Calvin's Defense of Politics


Institutes of the Christian Religion
Book IV, Chap. XX
OF CIVIL GOVERNMENT

  1. Objection, that Christ forbids us to resist evil. Answer.

20. The Christian endures insults, but with amity and equity defends the public interest

No more are we at variance with the words of Christ, who forbids us to resist evil, and adds, "Whosoever shall smite thee on thy right cheek, turn to him the other also. And if any man will sue thee at the law, and take away thy coat, let him have thy cloak also" (Matth. 5: 39, 40.) He would have the minds of his followers to be so abhorrent to everything like retaliation, that they would sooner allow the injury to be doubled than desire to repay it. From this patience we do not dissuade them. For verily Christians were to be a class of men born to endure affronts and injuries, and be exposed to the iniquity, imposture, and derision of abandoned men, and not only so, but were to be tolerant of all these evils; that is, so composed in the whole frame of their minds, that, on receiving one offence, they were to prepare themselves for another, promising themselves nothing during the whole of life but the endurance of a perpetual cross. Meanwhile, they must do good to those who injure them, and pray for those who curse them, and (this is their only victory) strive to overcome evil with good, (Rom. 12: 20, 21.) Thus affected, they will not seek eye for eye, and tooth for tooth, (as the Pharisees taught their disciples to long for vengeance,) but (as we are instructed by Christ) they will allow their body to be mutilated, and their goods to be maliciously taken from them, prepared to remit and spontaneously pardon those injuries the moment they have been inflicted.

This equity and moderation, however, will not prevent them, with entire friendship for their enemies, from using the aid of the magistrate for the preservation of their goods, or, from zeal for the public interest, to call for the punishment of the wicked and pestilential man, whom they know nothing will reform but death.
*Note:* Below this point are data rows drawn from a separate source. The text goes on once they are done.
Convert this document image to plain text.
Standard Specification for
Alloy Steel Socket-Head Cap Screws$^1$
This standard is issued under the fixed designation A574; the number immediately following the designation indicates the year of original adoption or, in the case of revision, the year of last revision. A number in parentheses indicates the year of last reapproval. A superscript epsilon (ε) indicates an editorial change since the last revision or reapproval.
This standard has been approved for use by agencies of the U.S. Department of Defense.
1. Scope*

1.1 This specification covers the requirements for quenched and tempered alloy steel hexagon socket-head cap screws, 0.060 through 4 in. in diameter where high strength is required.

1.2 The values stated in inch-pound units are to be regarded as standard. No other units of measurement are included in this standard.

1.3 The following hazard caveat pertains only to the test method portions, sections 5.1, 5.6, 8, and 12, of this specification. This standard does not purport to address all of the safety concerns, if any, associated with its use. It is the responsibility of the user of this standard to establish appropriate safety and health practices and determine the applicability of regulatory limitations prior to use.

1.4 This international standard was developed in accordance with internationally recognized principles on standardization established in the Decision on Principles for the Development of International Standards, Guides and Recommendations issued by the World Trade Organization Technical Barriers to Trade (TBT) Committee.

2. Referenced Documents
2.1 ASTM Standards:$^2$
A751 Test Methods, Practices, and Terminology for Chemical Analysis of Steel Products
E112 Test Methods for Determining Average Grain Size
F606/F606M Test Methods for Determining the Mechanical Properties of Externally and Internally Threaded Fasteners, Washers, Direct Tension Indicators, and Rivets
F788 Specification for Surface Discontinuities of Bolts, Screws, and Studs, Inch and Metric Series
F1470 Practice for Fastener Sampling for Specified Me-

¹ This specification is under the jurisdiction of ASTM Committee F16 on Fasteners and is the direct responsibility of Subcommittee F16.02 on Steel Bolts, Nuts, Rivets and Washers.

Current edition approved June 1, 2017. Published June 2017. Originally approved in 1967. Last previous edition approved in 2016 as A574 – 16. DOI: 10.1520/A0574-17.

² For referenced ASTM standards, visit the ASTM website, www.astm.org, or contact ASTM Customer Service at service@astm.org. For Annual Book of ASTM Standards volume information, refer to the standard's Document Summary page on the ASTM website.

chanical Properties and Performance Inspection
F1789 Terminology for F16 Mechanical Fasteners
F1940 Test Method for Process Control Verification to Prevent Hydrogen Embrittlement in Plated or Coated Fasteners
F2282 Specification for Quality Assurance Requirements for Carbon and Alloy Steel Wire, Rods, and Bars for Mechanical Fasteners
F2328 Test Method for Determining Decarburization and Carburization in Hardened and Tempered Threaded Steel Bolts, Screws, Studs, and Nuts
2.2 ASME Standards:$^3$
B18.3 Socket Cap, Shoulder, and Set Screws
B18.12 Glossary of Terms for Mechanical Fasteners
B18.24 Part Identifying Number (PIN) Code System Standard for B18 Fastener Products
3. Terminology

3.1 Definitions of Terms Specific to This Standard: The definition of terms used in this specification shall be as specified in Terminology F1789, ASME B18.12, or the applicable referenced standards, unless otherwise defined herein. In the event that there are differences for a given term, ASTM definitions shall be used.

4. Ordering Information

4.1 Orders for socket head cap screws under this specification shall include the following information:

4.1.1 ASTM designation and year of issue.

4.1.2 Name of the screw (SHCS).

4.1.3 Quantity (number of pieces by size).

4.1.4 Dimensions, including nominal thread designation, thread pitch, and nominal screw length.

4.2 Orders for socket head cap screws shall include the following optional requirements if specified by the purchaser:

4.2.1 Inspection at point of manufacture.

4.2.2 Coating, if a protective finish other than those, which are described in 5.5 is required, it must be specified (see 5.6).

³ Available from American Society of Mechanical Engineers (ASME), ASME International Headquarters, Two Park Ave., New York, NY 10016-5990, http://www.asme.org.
All these precepts are truly expounded by Augustine, as tending to prepare the just and pious man patiently to sustain the malice of those whom he desires to become good, that he may thus increase the number of the good, not add himself to the number of the bad by imitating their wickedness. Moreover, it pertains more to the preparation of the heart which is within, than to the work which is done openly, that patience and good-will may he retained within the secret of the heart, and that may be done openly which we see may do good to those to whom we ought to wish well, (August. Ep. 5: ad Marcell.)